The biologics dupilumab, mepolizumab, and omalizumab have recently been approved by the Food and Drug Administration (FDA) for chronic rhinosinusitis with nasal polyps, and their use in the clinical practice has been increasing. The safety profiles of these biologic therapeutics have been investigated in clinical trials. However, as clinical trials are performed in controlled settings that do not completely match regular use, real-world data are needed to further elucidate the exact adverse event profiles of these biologics.
During the 2024 American Rhinologic Society (ARS) meeting at the COSM that took place on May 15–16, 2024 in Chicago, Radhika Duggal, MA from Cleveland Clinic Lerner College of Medicine presented an analysis of the FDA Adverse Event Reporting System (FAERS) comparing the adverse event profiles of dupilumab, mepolizumab, and omalizumab.
The FAERS contains reports of adverse events and medical errors, with the administration of both small molecule drugs and biologic therapeutics, that have been submitted to the FDA. The authors of this study queried the FAERS for adverse events reported with dupilumab, mepolizumab, or omalizumab administration that had occurred in adults between the first quarter of 2019 and second quarter of 2023. Then, they compared the type and severity of categorized adverse events among the different biologics and used multiple regression modeling to identify predictors of severe adverse events.

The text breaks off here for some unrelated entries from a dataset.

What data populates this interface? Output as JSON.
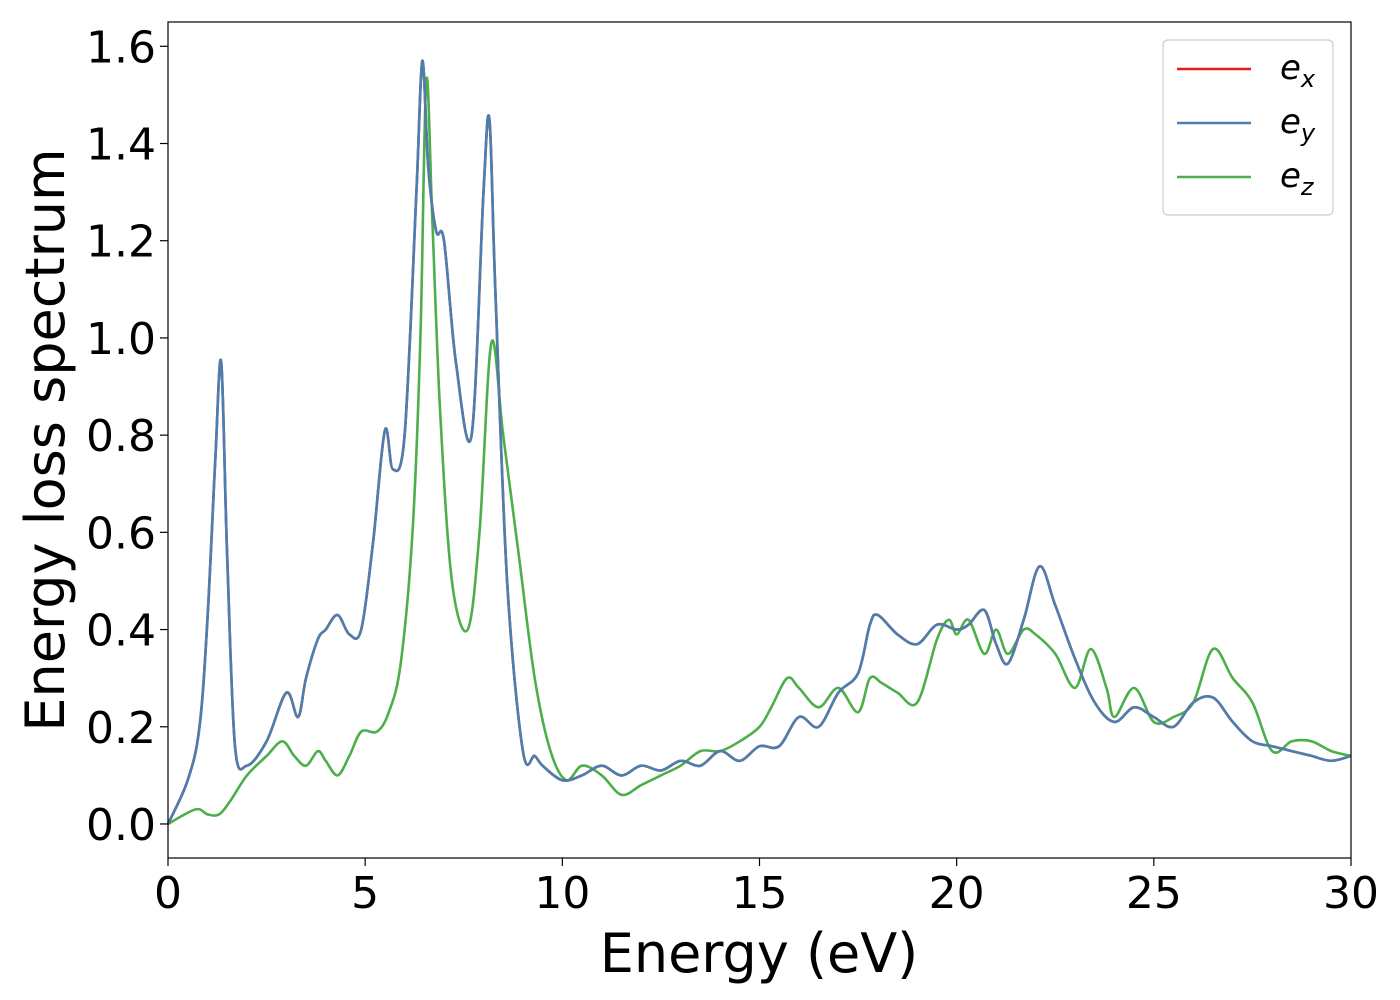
{
  "chart_data": {
    "type": "line",
    "xlabel": "Energy (eV)",
    "ylabel": "Energy loss spectrum",
    "xlim": [
      0,
      30
    ],
    "ylim": [
      -0.07,
      1.65
    ],
    "xticks": [
      0,
      5,
      10,
      15,
      20,
      25,
      30
    ],
    "xtick_labels": [
      "0",
      "5",
      "10",
      "15",
      "20",
      "25",
      "30"
    ],
    "yticks": [
      0.0,
      0.2,
      0.4,
      0.6,
      0.8,
      1.0,
      1.2,
      1.4,
      1.6
    ],
    "ytick_labels": [
      "0.0",
      "0.2",
      "0.4",
      "0.6",
      "0.8",
      "1.0",
      "1.2",
      "1.4",
      "1.6"
    ],
    "grid": false,
    "legend_position": "top-right",
    "series": [
      {
        "name": "e_x",
        "label_base": "e",
        "label_sub": "x",
        "color": "#e41a1c",
        "x": [
          0,
          0.5,
          0.8,
          1.0,
          1.2,
          1.35,
          1.5,
          1.7,
          2.0,
          2.5,
          3.0,
          3.3,
          3.5,
          3.8,
          4.0,
          4.3,
          4.6,
          4.9,
          5.2,
          5.5,
          5.7,
          6.0,
          6.3,
          6.45,
          6.6,
          6.8,
          7.0,
          7.3,
          7.7,
          8.0,
          8.15,
          8.3,
          8.6,
          9.0,
          9.3,
          9.5,
          10.0,
          10.5,
          11.0,
          11.5,
          12.0,
          12.5,
          13.0,
          13.5,
          14.0,
          14.5,
          15.0,
          15.5,
          16.0,
          16.5,
          17.0,
          17.5,
          17.8,
          18.0,
          18.5,
          19.0,
          19.5,
          20.0,
          20.3,
          20.7,
          21.0,
          21.3,
          21.7,
          22.1,
          22.5,
          23.0,
          23.5,
          24.0,
          24.5,
          25.0,
          25.5,
          26.0,
          26.5,
          27.0,
          27.5,
          28.0,
          28.5,
          29.0,
          29.5,
          30.0
        ],
        "y": [
          0.0,
          0.09,
          0.2,
          0.42,
          0.75,
          0.95,
          0.55,
          0.16,
          0.12,
          0.17,
          0.27,
          0.22,
          0.3,
          0.38,
          0.4,
          0.43,
          0.39,
          0.4,
          0.58,
          0.81,
          0.73,
          0.8,
          1.3,
          1.57,
          1.35,
          1.22,
          1.2,
          0.95,
          0.8,
          1.3,
          1.45,
          1.1,
          0.5,
          0.15,
          0.14,
          0.12,
          0.09,
          0.1,
          0.12,
          0.1,
          0.12,
          0.11,
          0.13,
          0.12,
          0.15,
          0.13,
          0.16,
          0.16,
          0.22,
          0.2,
          0.27,
          0.31,
          0.41,
          0.43,
          0.39,
          0.37,
          0.41,
          0.4,
          0.41,
          0.44,
          0.37,
          0.33,
          0.42,
          0.53,
          0.45,
          0.34,
          0.25,
          0.21,
          0.24,
          0.22,
          0.2,
          0.25,
          0.26,
          0.21,
          0.17,
          0.16,
          0.15,
          0.14,
          0.13,
          0.14
        ]
      },
      {
        "name": "e_y",
        "label_base": "e",
        "label_sub": "y",
        "color": "#4a7fb0",
        "x": [
          0,
          0.5,
          0.8,
          1.0,
          1.2,
          1.35,
          1.5,
          1.7,
          2.0,
          2.5,
          3.0,
          3.3,
          3.5,
          3.8,
          4.0,
          4.3,
          4.6,
          4.9,
          5.2,
          5.5,
          5.7,
          6.0,
          6.3,
          6.45,
          6.6,
          6.8,
          7.0,
          7.3,
          7.7,
          8.0,
          8.15,
          8.3,
          8.6,
          9.0,
          9.3,
          9.5,
          10.0,
          10.5,
          11.0,
          11.5,
          12.0,
          12.5,
          13.0,
          13.5,
          14.0,
          14.5,
          15.0,
          15.5,
          16.0,
          16.5,
          17.0,
          17.5,
          17.8,
          18.0,
          18.5,
          19.0,
          19.5,
          20.0,
          20.3,
          20.7,
          21.0,
          21.3,
          21.7,
          22.1,
          22.5,
          23.0,
          23.5,
          24.0,
          24.5,
          25.0,
          25.5,
          26.0,
          26.5,
          27.0,
          27.5,
          28.0,
          28.5,
          29.0,
          29.5,
          30.0
        ],
        "y": [
          0.0,
          0.09,
          0.2,
          0.42,
          0.75,
          0.95,
          0.55,
          0.16,
          0.12,
          0.17,
          0.27,
          0.22,
          0.3,
          0.38,
          0.4,
          0.43,
          0.39,
          0.4,
          0.58,
          0.81,
          0.73,
          0.8,
          1.3,
          1.57,
          1.35,
          1.22,
          1.2,
          0.95,
          0.8,
          1.3,
          1.45,
          1.1,
          0.5,
          0.15,
          0.14,
          0.12,
          0.09,
          0.1,
          0.12,
          0.1,
          0.12,
          0.11,
          0.13,
          0.12,
          0.15,
          0.13,
          0.16,
          0.16,
          0.22,
          0.2,
          0.27,
          0.31,
          0.41,
          0.43,
          0.39,
          0.37,
          0.41,
          0.4,
          0.41,
          0.44,
          0.37,
          0.33,
          0.42,
          0.53,
          0.45,
          0.34,
          0.25,
          0.21,
          0.24,
          0.22,
          0.2,
          0.25,
          0.26,
          0.21,
          0.17,
          0.16,
          0.15,
          0.14,
          0.13,
          0.14
        ]
      },
      {
        "name": "e_z",
        "label_base": "e",
        "label_sub": "z",
        "color": "#4daf4a",
        "x": [
          0,
          0.7,
          1.0,
          1.3,
          1.6,
          2.0,
          2.5,
          2.9,
          3.2,
          3.5,
          3.8,
          4.0,
          4.3,
          4.6,
          4.9,
          5.3,
          5.6,
          5.9,
          6.2,
          6.4,
          6.55,
          6.7,
          6.9,
          7.2,
          7.6,
          7.9,
          8.2,
          8.5,
          8.9,
          9.3,
          9.7,
          10.1,
          10.5,
          11.0,
          11.5,
          12.0,
          12.5,
          13.0,
          13.5,
          14.0,
          14.5,
          15.0,
          15.3,
          15.7,
          16.0,
          16.5,
          17.0,
          17.5,
          17.8,
          18.1,
          18.5,
          19.0,
          19.5,
          19.8,
          20.0,
          20.3,
          20.7,
          21.0,
          21.3,
          21.7,
          22.0,
          22.5,
          23.0,
          23.4,
          23.8,
          24.0,
          24.5,
          25.0,
          25.5,
          26.0,
          26.5,
          27.0,
          27.5,
          28.0,
          28.5,
          29.0,
          29.5,
          30.0
        ],
        "y": [
          0.0,
          0.03,
          0.02,
          0.02,
          0.05,
          0.1,
          0.14,
          0.17,
          0.14,
          0.12,
          0.15,
          0.13,
          0.1,
          0.14,
          0.19,
          0.19,
          0.23,
          0.33,
          0.6,
          1.0,
          1.53,
          1.25,
          0.85,
          0.5,
          0.4,
          0.6,
          0.99,
          0.8,
          0.55,
          0.3,
          0.15,
          0.09,
          0.12,
          0.1,
          0.06,
          0.08,
          0.1,
          0.12,
          0.15,
          0.15,
          0.17,
          0.2,
          0.24,
          0.3,
          0.28,
          0.24,
          0.28,
          0.23,
          0.3,
          0.29,
          0.27,
          0.25,
          0.38,
          0.42,
          0.39,
          0.42,
          0.35,
          0.4,
          0.35,
          0.4,
          0.39,
          0.35,
          0.28,
          0.36,
          0.28,
          0.22,
          0.28,
          0.21,
          0.22,
          0.25,
          0.36,
          0.3,
          0.25,
          0.15,
          0.17,
          0.17,
          0.15,
          0.14
        ]
      }
    ]
  }
}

Overall, the authors found approximately 79,000 adverse event logs, reflecting approximately 226,000 individual adverse reactions. The percentage of adverse event logs categorized as “serious” was 13% for dupilumab, 55% for mepolizumab, and 54% for omalizumab. Interestingly, there were differences in the types of individual adverse reactions most frequently reported for the three biologics. For dupilumab, most individual adverse reactions were dermatologic (24%) or administration/medical error-related (19%). The most reported individual adverse reactions for mepolizumab were administration/medical error-related (20%) or pulmonary (19%). For omalizumab, the most frequently reported individual adverse reactions were multisystem/not elsewhere classified (19%) or administration/medical error-related (14%).
The authors also found differences in the odds of reporting severe adverse events depending on the used biologic and patient age and sex. The odds of a reported severe adverse event were higher with mepolizumab (OR 3.61, 95% CI 3.29–3.98) and omalizumab (OR 15.33, 95% CI 13.98–16.81) than with dupilumab use. Even though adverse events were more commonly reported in females, the odds of a severe adverse event were 15% higher in males (OR 1.17, 95% CI 1.12–1.23). In addition, the odds of a severe adverse event rose by 26% with each 10-year increase in age (OR 1.26, 95% CI 1.24–1.28).
Overall, the authors found differences in the adverse event profiles of biologics that have been FDA-approved for chronic rhinosinusitis with nasal polyps. Moreover, the biologic type, prescription indication, and age and sex of the patient were identified as predictors of the risk of developing a severe adverse event. These data may have implications for the selection of a biologic by healthcare providers. Moreover, they can be helpful for educating patients regarding the risk of adverse events with biologic treatment.
Radhika Duggal emphasized that, as the current study was limited to adverse events reported in the FAERS, future large prospective studies will be needed to further elucidate the safety profiles of biologic therapeutic products for chronic rhinosinusitis with nasal polyps. Nevertheless, the findings of the current study suggest that the prescription indications and comorbidities of each patient should be considered when deciding which biologic to prescribe. Moreover, health care providers may use them when counseling and educating their patients regarding the risk of potential adverse events with biologic use.